LA LETTRE D'A.I.
Bulletin d'information du groupe 248

N° 154 - novembre 2001

        SOMMAIRE  


I - la justice,  pas la vengeance

II - Le forum militantisme du 22 septembre

III - Actions en cours

IV - Groupe 248

V - Informations diverses

 

 


I- LA JUSTICE, PAS LA VENGEANCE.

C'est le principe énoncé par Amnesty pour que les mesures de rétorsion faisant suite aux événements du 11 septembre restent conformes au droit. On peut ajouter  : "la justice pour tous les camps", y compris pour celui de la coalition anti-terroriste. Dans sa dernière lettre aux groupes, le Bureau exécutif souligne que le thème du terrorisme est très clairement exploité et avec un certain succès pour couvrir des violations graves des droits humains. Le Bundestag a acclamé le discours de Vladimir Poutine dans lequel la Tchétchénie est passée par pertes et profits. En Chine, les prisonniers politiques de la communauté ouïgour du XinJiang, en majorité musulmane, sont qualifiés indifféremment de "séparatistes" ou de "terroristes", et à ce titre, torturés et exécutés. Une utilisation semblable des événements du 11 septembre est également pratiquée en Malaisie, en Ouzbékistan et dans d'autres pays d'Asie Centrale. En même temps, tombent dans l'oubli, les violations commises dans d'autres pays, dans le cadre d'autres conflits, comme au Burundi où chaque jour des Tutsis aussi bien que des Hutus sont massacrés.

Pour faire face à cette nouvelle crise, la Section française propose aux groupes qui le désirent d'être tenus au courant de façon particulièrement documentée sur les positions et les interventions d'AI la concernant, et de participer à des actions si le besoin s'en faisait sentir. André se charge de cette question pour le groupe 248.

Nous sommes invités :
- à faire en sorte que le message lancé dès le début de la crise : "l'heure n'est pas à la vengeance, mais à la justice" devienne réalité .

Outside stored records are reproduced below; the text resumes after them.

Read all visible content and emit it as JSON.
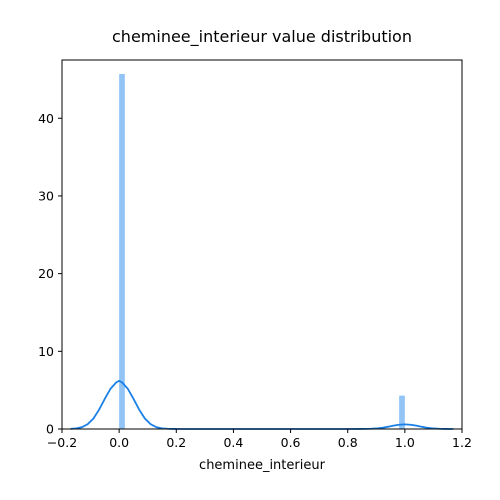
{
  "chart_data": {
    "type": "bar",
    "title": "cheminee_interieur value distribution",
    "xlabel": "cheminee_interieur",
    "ylabel": "",
    "xlim": [
      -0.2,
      1.2
    ],
    "ylim": [
      0,
      47.5
    ],
    "x_ticks": [
      -0.2,
      0.0,
      0.2,
      0.4,
      0.6,
      0.8,
      1.0,
      1.2
    ],
    "x_tick_labels": [
      "−0.2",
      "0.0",
      "0.2",
      "0.4",
      "0.6",
      "0.8",
      "1.0",
      "1.2"
    ],
    "y_ticks": [
      0,
      10,
      20,
      30,
      40
    ],
    "y_tick_labels": [
      "0",
      "10",
      "20",
      "30",
      "40"
    ],
    "histogram": {
      "bins": [
        {
          "x0": 0.0,
          "x1": 0.02,
          "density": 45.7
        },
        {
          "x0": 0.98,
          "x1": 1.0,
          "density": 4.3
        }
      ],
      "color": "#92c5f5"
    },
    "kde": {
      "color": "#1a80e6",
      "x": [
        -0.17,
        -0.15,
        -0.13,
        -0.11,
        -0.09,
        -0.07,
        -0.05,
        -0.03,
        -0.01,
        0.0,
        0.01,
        0.03,
        0.05,
        0.07,
        0.09,
        0.11,
        0.13,
        0.15,
        0.17,
        0.19,
        0.21,
        0.25,
        0.3,
        0.4,
        0.5,
        0.6,
        0.7,
        0.75,
        0.8,
        0.84,
        0.88,
        0.9,
        0.92,
        0.94,
        0.96,
        0.98,
        1.0,
        1.02,
        1.04,
        1.06,
        1.08,
        1.1,
        1.12,
        1.14,
        1.17
      ],
      "y": [
        0.02,
        0.08,
        0.24,
        0.62,
        1.35,
        2.5,
        3.9,
        5.2,
        6.0,
        6.2,
        6.0,
        5.2,
        3.9,
        2.5,
        1.35,
        0.62,
        0.24,
        0.08,
        0.03,
        0.01,
        0.0,
        0.0,
        0.0,
        0.0,
        0.0,
        0.0,
        0.0,
        0.0,
        0.0,
        0.01,
        0.03,
        0.07,
        0.15,
        0.28,
        0.43,
        0.55,
        0.6,
        0.55,
        0.43,
        0.28,
        0.15,
        0.07,
        0.03,
        0.01,
        0.0
      ]
    },
    "grid": false
  }
}
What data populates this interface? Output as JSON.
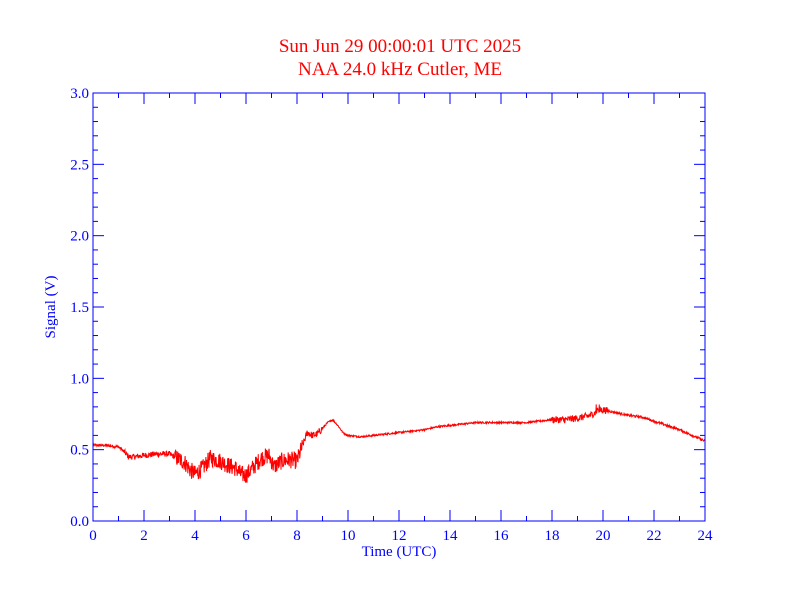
{
  "chart_data": {
    "type": "line",
    "title": "Sun Jun 29 00:00:01 UTC 2025",
    "subtitle": "NAA 24.0 kHz Cutler, ME",
    "xlabel": "Time (UTC)",
    "ylabel": "Signal (V)",
    "xlim": [
      0,
      24
    ],
    "ylim": [
      0.0,
      3.0
    ],
    "xticks": [
      "0",
      "2",
      "4",
      "6",
      "8",
      "10",
      "12",
      "14",
      "16",
      "18",
      "20",
      "22",
      "24"
    ],
    "yticks": [
      "0.0",
      "0.5",
      "1.0",
      "1.5",
      "2.0",
      "2.5",
      "3.0"
    ],
    "grid": false,
    "colors": {
      "axis": "#0000ff",
      "title": "#ff0000",
      "series": "#ff0000"
    },
    "series": [
      {
        "x": [
          0,
          0.5,
          1.0,
          1.2,
          1.4,
          1.6,
          2.0,
          2.5,
          3.0,
          3.3,
          3.6,
          3.8,
          4.0,
          4.3,
          4.6,
          5.0,
          5.3,
          5.6,
          5.8,
          6.0,
          6.3,
          6.6,
          6.9,
          7.1,
          7.4,
          7.7,
          8.0,
          8.2,
          8.4,
          8.6,
          8.8,
          9.0,
          9.2,
          9.4,
          9.6,
          9.8,
          10.0,
          10.5,
          11.0,
          11.5,
          12.0,
          12.5,
          13.0,
          13.5,
          14.0,
          15.0,
          16.0,
          17.0,
          17.5,
          18.0,
          18.5,
          19.0,
          19.5,
          19.8,
          20.0,
          20.5,
          21.0,
          21.5,
          22.0,
          22.5,
          23.0,
          23.5,
          24.0
        ],
        "y": [
          0.53,
          0.53,
          0.52,
          0.49,
          0.45,
          0.45,
          0.46,
          0.47,
          0.47,
          0.44,
          0.41,
          0.36,
          0.33,
          0.37,
          0.44,
          0.42,
          0.39,
          0.37,
          0.33,
          0.32,
          0.38,
          0.44,
          0.46,
          0.38,
          0.42,
          0.43,
          0.42,
          0.52,
          0.62,
          0.6,
          0.61,
          0.65,
          0.69,
          0.71,
          0.67,
          0.62,
          0.6,
          0.59,
          0.6,
          0.61,
          0.62,
          0.63,
          0.64,
          0.66,
          0.67,
          0.69,
          0.69,
          0.69,
          0.7,
          0.71,
          0.71,
          0.72,
          0.74,
          0.77,
          0.78,
          0.76,
          0.74,
          0.73,
          0.7,
          0.67,
          0.64,
          0.6,
          0.56
        ],
        "noise_segments": [
          {
            "x": [
              0.0,
              1.2
            ],
            "amp": 0.01
          },
          {
            "x": [
              1.2,
              3.2
            ],
            "amp": 0.02
          },
          {
            "x": [
              3.2,
              8.2
            ],
            "amp": 0.06
          },
          {
            "x": [
              8.2,
              9.0
            ],
            "amp": 0.025
          },
          {
            "x": [
              9.0,
              18.0
            ],
            "amp": 0.006
          },
          {
            "x": [
              18.0,
              20.2
            ],
            "amp": 0.025
          },
          {
            "x": [
              20.2,
              24.0
            ],
            "amp": 0.008
          }
        ]
      }
    ]
  }
}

- à prévenir et dénoncer les répercussions des attentats en matière de droits humains, et notamment la situation des réfugiés afghans, les menaces qui planent sur les libertés individuelles sous le couvert de la "lutte mondiale contre le terrorisme" et des dispositions législatives ou des mesures prises par les États, les atteintes aux droits humains commises sur la base de critères identitaires, ou en représailles visant, notamment, des minorités ethniques ou religieuses,

- à ce que toute action militaire soit menée conformément au droit international humanitaire et au droit international relatif aux droits humains, afin de protéger la vie, le bien-être et les droits fondamentaux de la population civile.

Il nous est demandé d'entreprendre des actions de sensibilisation des parlementaires sur ces problèmes, et d'intervenir auprès des autorités des républiques d'Asie centrale où les répercussions du conflit sont les plus importantes.

La position d'Amnesty concernant cette crise peut se résumer de la façon suivante :

- Les coupables des attentats du 11 septembre doivent être punis, mais de façon conforme au droit international. C'est d'autant plus nécessaire que les auteurs de ces attentats nient la légitimité de ce droit.

- Il est nécessaire que les États prennent toutes les mesures utiles pour protéger leurs ressortissants, mais sans que ces mesures empiètent sur les droits fondamentaux de quiconque, en particulier ceux des demandeurs d'asile ou ceux de certaines communautés ethniques ou religieuses comme les Arabes et les musulmans.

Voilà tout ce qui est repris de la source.